For a delicious and nutrient-packed salad, try combining walnuts with other healthy fats like avocado and olive oil for an even greater impact on your mental well-being.

Avocado – Healthy Fats for a Happy Brain

Avocado is another superfood that belongs in any salad aimed at improving mental health. Known for its creamy texture and rich flavour, avocado is loaded with healthy monounsaturated fats that support brain function. These fats help maintain the integrity of brain cells and improve blood flow to the brain, promoting better cognitive performance and mood regulation.


Avocados are also an excellent source of vitamins B6 and B9 (folate), which are essential for the production of neurotransmitters like serotonin. Moreover, avocados contain potassium, a mineral that helps reduce stress by regulating blood pressure.


Adding slices of avocado to your salad not only enhances the flavour but also provides a creamy texture and a wealth of mental health benefits.

Berries – Antioxidant-Rich Mood Boosters

Berries, such as blueberries, strawberries, and raspberries, are a delicious and vibrant addition to any salad, and they are packed with nutrients that benefit your brain. Rich in antioxidants, especially flavonoids, berries help protect the brain from oxidative stress and inflammation, both of which can impair cognitive function and contribute to mood disorders.

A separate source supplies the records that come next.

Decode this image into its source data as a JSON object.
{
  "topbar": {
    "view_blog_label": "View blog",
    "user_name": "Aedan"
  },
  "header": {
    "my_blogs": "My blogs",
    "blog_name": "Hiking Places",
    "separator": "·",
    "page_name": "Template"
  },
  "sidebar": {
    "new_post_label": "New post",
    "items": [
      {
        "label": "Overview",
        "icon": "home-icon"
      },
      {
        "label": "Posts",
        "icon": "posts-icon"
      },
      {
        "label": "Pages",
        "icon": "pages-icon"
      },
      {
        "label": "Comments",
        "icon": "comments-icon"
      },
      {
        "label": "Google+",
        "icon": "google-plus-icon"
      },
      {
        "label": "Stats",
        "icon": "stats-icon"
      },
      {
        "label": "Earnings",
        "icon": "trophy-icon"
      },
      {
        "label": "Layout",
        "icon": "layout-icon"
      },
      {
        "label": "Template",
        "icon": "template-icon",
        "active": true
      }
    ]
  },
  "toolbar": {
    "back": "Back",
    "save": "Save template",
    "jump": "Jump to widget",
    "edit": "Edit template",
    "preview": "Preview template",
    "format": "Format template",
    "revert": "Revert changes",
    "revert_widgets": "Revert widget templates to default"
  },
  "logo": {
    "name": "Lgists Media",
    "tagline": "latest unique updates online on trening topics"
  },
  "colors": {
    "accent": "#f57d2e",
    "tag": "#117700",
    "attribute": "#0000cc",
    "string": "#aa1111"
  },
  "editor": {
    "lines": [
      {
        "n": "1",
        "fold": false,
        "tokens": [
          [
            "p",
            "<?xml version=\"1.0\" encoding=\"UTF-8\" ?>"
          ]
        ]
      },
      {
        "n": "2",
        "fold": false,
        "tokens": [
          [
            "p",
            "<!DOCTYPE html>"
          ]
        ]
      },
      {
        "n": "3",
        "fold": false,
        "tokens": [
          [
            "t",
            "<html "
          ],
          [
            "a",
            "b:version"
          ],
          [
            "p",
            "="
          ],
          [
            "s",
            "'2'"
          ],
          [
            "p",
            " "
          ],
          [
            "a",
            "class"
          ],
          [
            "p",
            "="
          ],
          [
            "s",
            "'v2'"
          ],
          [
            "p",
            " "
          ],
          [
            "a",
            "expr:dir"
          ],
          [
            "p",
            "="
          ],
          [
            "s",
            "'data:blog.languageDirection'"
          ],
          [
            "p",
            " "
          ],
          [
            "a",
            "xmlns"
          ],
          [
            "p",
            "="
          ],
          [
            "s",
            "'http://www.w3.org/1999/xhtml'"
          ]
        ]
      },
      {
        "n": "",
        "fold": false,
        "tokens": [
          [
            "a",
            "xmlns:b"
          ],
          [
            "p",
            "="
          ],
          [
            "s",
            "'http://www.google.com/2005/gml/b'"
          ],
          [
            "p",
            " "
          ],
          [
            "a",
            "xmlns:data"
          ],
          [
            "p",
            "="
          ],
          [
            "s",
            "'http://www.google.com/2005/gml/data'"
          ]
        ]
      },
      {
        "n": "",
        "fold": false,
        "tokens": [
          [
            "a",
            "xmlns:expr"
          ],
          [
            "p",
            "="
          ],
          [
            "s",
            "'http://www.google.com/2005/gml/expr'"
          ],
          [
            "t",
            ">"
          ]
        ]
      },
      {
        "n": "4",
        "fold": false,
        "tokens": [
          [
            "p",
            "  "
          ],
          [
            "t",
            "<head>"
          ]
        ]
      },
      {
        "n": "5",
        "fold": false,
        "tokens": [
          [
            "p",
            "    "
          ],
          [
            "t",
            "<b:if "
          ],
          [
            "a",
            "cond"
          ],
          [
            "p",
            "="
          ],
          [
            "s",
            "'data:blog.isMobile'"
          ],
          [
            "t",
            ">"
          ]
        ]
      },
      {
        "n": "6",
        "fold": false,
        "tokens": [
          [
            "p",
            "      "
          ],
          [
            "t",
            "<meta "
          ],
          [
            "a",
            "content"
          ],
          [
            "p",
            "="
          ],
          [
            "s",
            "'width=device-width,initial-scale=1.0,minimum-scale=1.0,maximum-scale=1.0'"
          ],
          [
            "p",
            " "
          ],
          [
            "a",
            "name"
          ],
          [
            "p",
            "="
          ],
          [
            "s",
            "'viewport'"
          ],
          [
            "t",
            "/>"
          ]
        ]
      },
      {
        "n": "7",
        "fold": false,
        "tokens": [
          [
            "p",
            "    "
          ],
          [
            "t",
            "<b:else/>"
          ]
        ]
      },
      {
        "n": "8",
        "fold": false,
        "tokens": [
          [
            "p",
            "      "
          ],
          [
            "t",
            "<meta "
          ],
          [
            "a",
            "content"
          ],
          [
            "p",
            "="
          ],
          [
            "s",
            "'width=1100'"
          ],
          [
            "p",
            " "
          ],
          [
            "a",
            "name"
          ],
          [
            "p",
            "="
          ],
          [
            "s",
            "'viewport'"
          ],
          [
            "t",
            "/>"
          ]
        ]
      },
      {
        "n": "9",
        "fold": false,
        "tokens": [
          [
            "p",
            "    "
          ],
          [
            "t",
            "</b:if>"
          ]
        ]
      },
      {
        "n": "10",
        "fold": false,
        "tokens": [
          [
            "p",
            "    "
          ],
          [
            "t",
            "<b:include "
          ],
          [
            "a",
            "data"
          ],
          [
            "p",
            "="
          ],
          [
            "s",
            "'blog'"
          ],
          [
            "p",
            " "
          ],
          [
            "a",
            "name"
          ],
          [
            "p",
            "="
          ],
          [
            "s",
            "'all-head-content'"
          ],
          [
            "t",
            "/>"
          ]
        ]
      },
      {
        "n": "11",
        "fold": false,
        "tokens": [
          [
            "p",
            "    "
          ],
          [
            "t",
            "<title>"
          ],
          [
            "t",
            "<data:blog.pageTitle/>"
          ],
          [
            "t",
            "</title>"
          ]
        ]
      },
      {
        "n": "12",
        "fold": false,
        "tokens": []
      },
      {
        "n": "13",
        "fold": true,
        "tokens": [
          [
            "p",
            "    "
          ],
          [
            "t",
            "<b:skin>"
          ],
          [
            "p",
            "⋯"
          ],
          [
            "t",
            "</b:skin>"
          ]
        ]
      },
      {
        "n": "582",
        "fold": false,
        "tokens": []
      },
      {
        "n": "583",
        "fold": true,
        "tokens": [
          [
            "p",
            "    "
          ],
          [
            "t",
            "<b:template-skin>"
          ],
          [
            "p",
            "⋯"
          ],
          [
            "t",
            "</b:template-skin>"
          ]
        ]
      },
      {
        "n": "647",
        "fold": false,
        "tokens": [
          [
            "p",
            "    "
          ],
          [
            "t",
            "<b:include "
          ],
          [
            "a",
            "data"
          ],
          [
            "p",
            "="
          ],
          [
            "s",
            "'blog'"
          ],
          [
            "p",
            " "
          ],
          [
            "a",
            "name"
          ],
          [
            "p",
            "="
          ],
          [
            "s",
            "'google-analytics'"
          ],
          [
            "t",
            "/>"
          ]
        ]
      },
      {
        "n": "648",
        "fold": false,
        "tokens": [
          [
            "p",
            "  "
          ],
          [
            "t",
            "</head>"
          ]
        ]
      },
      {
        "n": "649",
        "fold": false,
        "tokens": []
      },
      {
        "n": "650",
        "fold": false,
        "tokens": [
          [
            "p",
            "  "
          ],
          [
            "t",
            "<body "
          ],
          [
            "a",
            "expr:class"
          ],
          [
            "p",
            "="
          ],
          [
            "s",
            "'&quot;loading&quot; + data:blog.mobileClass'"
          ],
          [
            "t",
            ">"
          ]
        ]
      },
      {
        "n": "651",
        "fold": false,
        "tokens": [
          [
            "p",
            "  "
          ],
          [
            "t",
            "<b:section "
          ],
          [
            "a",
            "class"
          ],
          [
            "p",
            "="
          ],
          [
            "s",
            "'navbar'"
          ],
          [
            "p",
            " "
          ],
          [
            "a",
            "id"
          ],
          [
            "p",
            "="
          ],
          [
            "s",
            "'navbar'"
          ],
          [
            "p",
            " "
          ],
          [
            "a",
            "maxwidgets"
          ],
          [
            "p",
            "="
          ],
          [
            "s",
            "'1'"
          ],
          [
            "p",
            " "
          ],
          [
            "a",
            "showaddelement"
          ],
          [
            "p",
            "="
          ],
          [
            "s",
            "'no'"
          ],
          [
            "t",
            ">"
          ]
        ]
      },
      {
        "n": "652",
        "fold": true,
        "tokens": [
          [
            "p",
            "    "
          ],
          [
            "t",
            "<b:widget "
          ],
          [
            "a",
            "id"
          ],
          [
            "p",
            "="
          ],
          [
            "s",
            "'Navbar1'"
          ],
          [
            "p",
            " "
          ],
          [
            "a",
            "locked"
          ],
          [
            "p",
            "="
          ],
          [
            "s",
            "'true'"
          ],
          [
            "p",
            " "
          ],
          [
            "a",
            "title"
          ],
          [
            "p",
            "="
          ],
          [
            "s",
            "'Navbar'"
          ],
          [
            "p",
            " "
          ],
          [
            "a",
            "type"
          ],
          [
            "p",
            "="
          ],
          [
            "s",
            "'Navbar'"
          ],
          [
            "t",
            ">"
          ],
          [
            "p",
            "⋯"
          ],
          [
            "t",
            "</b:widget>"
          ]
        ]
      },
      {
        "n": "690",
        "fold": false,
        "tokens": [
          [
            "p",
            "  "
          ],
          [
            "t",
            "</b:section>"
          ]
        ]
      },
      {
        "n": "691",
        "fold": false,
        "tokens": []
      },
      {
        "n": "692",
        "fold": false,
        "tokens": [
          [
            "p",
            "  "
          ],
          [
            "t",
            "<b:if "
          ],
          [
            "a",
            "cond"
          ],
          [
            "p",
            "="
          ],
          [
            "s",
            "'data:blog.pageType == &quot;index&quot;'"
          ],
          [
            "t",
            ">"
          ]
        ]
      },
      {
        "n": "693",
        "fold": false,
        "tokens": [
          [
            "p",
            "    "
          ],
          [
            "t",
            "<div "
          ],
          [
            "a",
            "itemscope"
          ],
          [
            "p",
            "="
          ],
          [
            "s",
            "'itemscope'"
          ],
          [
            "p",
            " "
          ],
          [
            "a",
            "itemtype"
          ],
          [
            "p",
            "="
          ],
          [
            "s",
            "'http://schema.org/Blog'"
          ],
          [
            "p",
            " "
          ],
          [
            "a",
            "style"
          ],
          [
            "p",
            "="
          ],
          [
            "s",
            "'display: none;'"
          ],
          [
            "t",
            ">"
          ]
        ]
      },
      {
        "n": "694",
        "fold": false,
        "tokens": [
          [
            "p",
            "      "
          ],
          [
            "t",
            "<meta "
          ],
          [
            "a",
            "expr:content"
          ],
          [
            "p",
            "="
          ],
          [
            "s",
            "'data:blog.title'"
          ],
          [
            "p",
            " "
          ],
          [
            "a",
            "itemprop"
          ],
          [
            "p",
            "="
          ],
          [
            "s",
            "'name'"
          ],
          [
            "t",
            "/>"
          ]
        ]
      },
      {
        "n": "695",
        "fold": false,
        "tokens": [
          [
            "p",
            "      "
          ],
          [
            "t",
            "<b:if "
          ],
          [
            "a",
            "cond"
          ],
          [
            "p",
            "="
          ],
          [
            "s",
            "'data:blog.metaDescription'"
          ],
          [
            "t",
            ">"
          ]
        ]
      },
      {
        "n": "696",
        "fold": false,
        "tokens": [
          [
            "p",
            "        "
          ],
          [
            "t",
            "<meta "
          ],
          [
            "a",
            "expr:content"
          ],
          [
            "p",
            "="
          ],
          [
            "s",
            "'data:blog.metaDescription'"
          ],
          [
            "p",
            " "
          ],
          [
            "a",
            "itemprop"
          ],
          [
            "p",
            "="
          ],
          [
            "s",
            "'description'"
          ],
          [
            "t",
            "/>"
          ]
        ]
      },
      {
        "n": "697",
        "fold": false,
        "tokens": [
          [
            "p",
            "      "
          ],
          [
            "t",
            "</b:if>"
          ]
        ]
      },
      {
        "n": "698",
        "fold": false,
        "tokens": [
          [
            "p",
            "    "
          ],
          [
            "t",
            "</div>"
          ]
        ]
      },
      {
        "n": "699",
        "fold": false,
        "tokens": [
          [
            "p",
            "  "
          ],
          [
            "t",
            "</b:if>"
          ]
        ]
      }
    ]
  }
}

Research has shown that regular consumption of berries can improve brain function, enhance memory, and reduce symptoms of anxiety and depression. Berries are also a great source of vitamin C, which helps lower cortisol levels (the stress hormone) and supports overall mental well-being.


Add a handful of fresh berries to your salads for a burst of sweetness and a boost to your mental health.

Pumpkin Seeds – Magnesium-Rich Stress Reducers

Pumpkin seeds are small but mighty when it comes to supporting mental health. These seeds are a fantastic source of magnesium, a mineral that plays a key role in reducing stress and anxiety. Magnesium helps regulate the release of neurotransmitters, ensuring that your brain is properly balanced to maintain mood stability.


Pumpkin seeds are also high in zinc, which supports brain function and helps with memory and cognitive performance. Studies have found that zinc deficiency is linked to depression, making this mineral crucial for mental health. Additionally, pumpkin seeds contain healthy fats and protein, making them a nutritious and satisfying topping for any salad.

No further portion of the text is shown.